Imagem gerada por IA · não é uma fotografia real

Polonnaruwa foi a segunda capital real de Sri Lanka, tendo florescido entre os séculos XI e XIII sob os reis Chola e, posteriormente, sob os reis Sinhala. Hoje, é considerada um dos melhores exemplos de planeamento urbano antigo no Sul da Ásia — um Património Mundial da UNESCO onde tanques de irrigação, recintos reais e esculturas budistas monumentais sobrevivem numa forma notavelmente coerente.

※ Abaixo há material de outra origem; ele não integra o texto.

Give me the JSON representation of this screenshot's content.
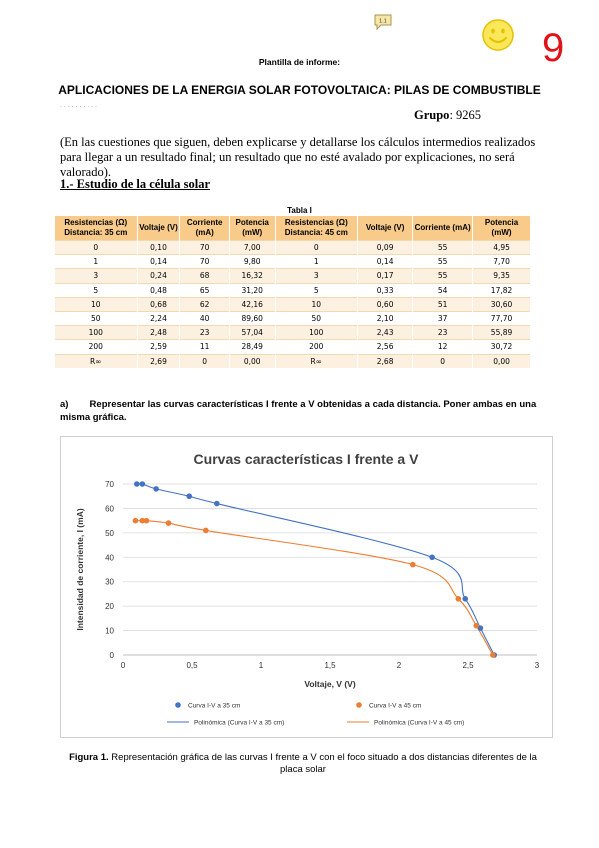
{
  "header": {
    "comment_badge": "1.1",
    "grade": "9"
  },
  "plantilla": "Plantilla de informe:",
  "title": "APLICACIONES DE LA ENERGIA SOLAR FOTOVOLTAICA: PILAS DE COMBUSTIBLE",
  "dots": ". . . . . . . . . .",
  "grupo": {
    "label": "Grupo",
    "value": ": 9265"
  },
  "intro": "(En las cuestiones que siguen, deben explicarse y detallarse los cálculos intermedios realizados para llegar a un resultado final; un resultado que no esté avalado por explicaciones, no será valorado).",
  "section1": "1.- Estudio de la célula solar",
  "table": {
    "title": "Tabla I",
    "headers": [
      "Resistencias (Ω) Distancia: 35 cm",
      "Voltaje (V)",
      "Corriente (mA)",
      "Potencia (mW)",
      "Resistencias (Ω) Distancia: 45 cm",
      "Voltaje (V)",
      "Corriente (mA)",
      "Potencia (mW)"
    ],
    "rows": [
      [
        "0",
        "0,10",
        "70",
        "7,00",
        "0",
        "0,09",
        "55",
        "4,95"
      ],
      [
        "1",
        "0,14",
        "70",
        "9,80",
        "1",
        "0,14",
        "55",
        "7,70"
      ],
      [
        "3",
        "0,24",
        "68",
        "16,32",
        "3",
        "0,17",
        "55",
        "9,35"
      ],
      [
        "5",
        "0,48",
        "65",
        "31,20",
        "5",
        "0,33",
        "54",
        "17,82"
      ],
      [
        "10",
        "0,68",
        "62",
        "42,16",
        "10",
        "0,60",
        "51",
        "30,60"
      ],
      [
        "50",
        "2,24",
        "40",
        "89,60",
        "50",
        "2,10",
        "37",
        "77,70"
      ],
      [
        "100",
        "2,48",
        "23",
        "57,04",
        "100",
        "2,43",
        "23",
        "55,89"
      ],
      [
        "200",
        "2,59",
        "11",
        "28,49",
        "200",
        "2,56",
        "12",
        "30,72"
      ],
      [
        "R∞",
        "2,69",
        "0",
        "0,00",
        "R∞",
        "2,68",
        "0",
        "0,00"
      ]
    ]
  },
  "question_a": "a)        Representar las curvas características I frente a V obtenidas a cada distancia. Poner ambas en una misma gráfica.",
  "chart_data": {
    "type": "scatter",
    "title": "Curvas características I frente a V",
    "xlabel": "Voltaje, V (V)",
    "ylabel": "Intensidad de corriente, I (mA)",
    "xlim": [
      0,
      3
    ],
    "ylim": [
      0,
      70
    ],
    "xticks": [
      "0",
      "0,5",
      "1",
      "1,5",
      "2",
      "2,5",
      "3"
    ],
    "yticks": [
      "0",
      "10",
      "20",
      "30",
      "40",
      "50",
      "60",
      "70"
    ],
    "grid": "horizontal",
    "legend": "bottom",
    "series": [
      {
        "name": "Curva I-V a 35 cm",
        "color": "#4472c4",
        "x": [
          0.1,
          0.14,
          0.24,
          0.48,
          0.68,
          2.24,
          2.48,
          2.59,
          2.69
        ],
        "y": [
          70,
          70,
          68,
          65,
          62,
          40,
          23,
          11,
          0
        ]
      },
      {
        "name": "Curva I-V a 45 cm",
        "color": "#ed7d31",
        "x": [
          0.09,
          0.14,
          0.17,
          0.33,
          0.6,
          2.1,
          2.43,
          2.56,
          2.68
        ],
        "y": [
          55,
          55,
          55,
          54,
          51,
          37,
          23,
          12,
          0
        ]
      }
    ],
    "trendlines": [
      {
        "name": "Polinómica (Curva I-V a 35 cm)",
        "color": "#4472c4"
      },
      {
        "name": "Polinómica (Curva I-V a 45 cm)",
        "color": "#ed7d31"
      }
    ]
  },
  "caption": {
    "label": "Figura 1.",
    "text": " Representación gráfica de las curvas I frente a V con el foco situado a dos distancias diferentes de la placa solar"
  }
}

Qual é a história de Polonnaruwa?

Antes de se tornar capital, Polonnaruwa era um posto militar durante o período de Anuradhapura. A dinastia indiana do sul, os Chola, estabeleceu aqui a sua sede de poder após conquistar a ilha por volta de 993 d.C. O rei Vijayabahu I reconquistou-a em 1070 d.C. e estabeleceu-a como a nova capital cingalesa, estatuto que se manteve durante os reinados de Parakramabahu I e Nissankamalla — sem dúvida a época de ouro da cidade.

Parakramabahu I (1153–1186 d.C.) transformou Polonnaruwa numa cidade sofisticada, dotada de uma vasta rede de reservatórios de irrigação, magníficas salas de audiências e imponentes dagobas. O seu reinado coincidiu com um período de relativa paz e prosperidade agrícola, em grande parte sustentada pelo vasto reservatório Parakrama Samudra, que ainda hoje domina a margem oeste da cidade.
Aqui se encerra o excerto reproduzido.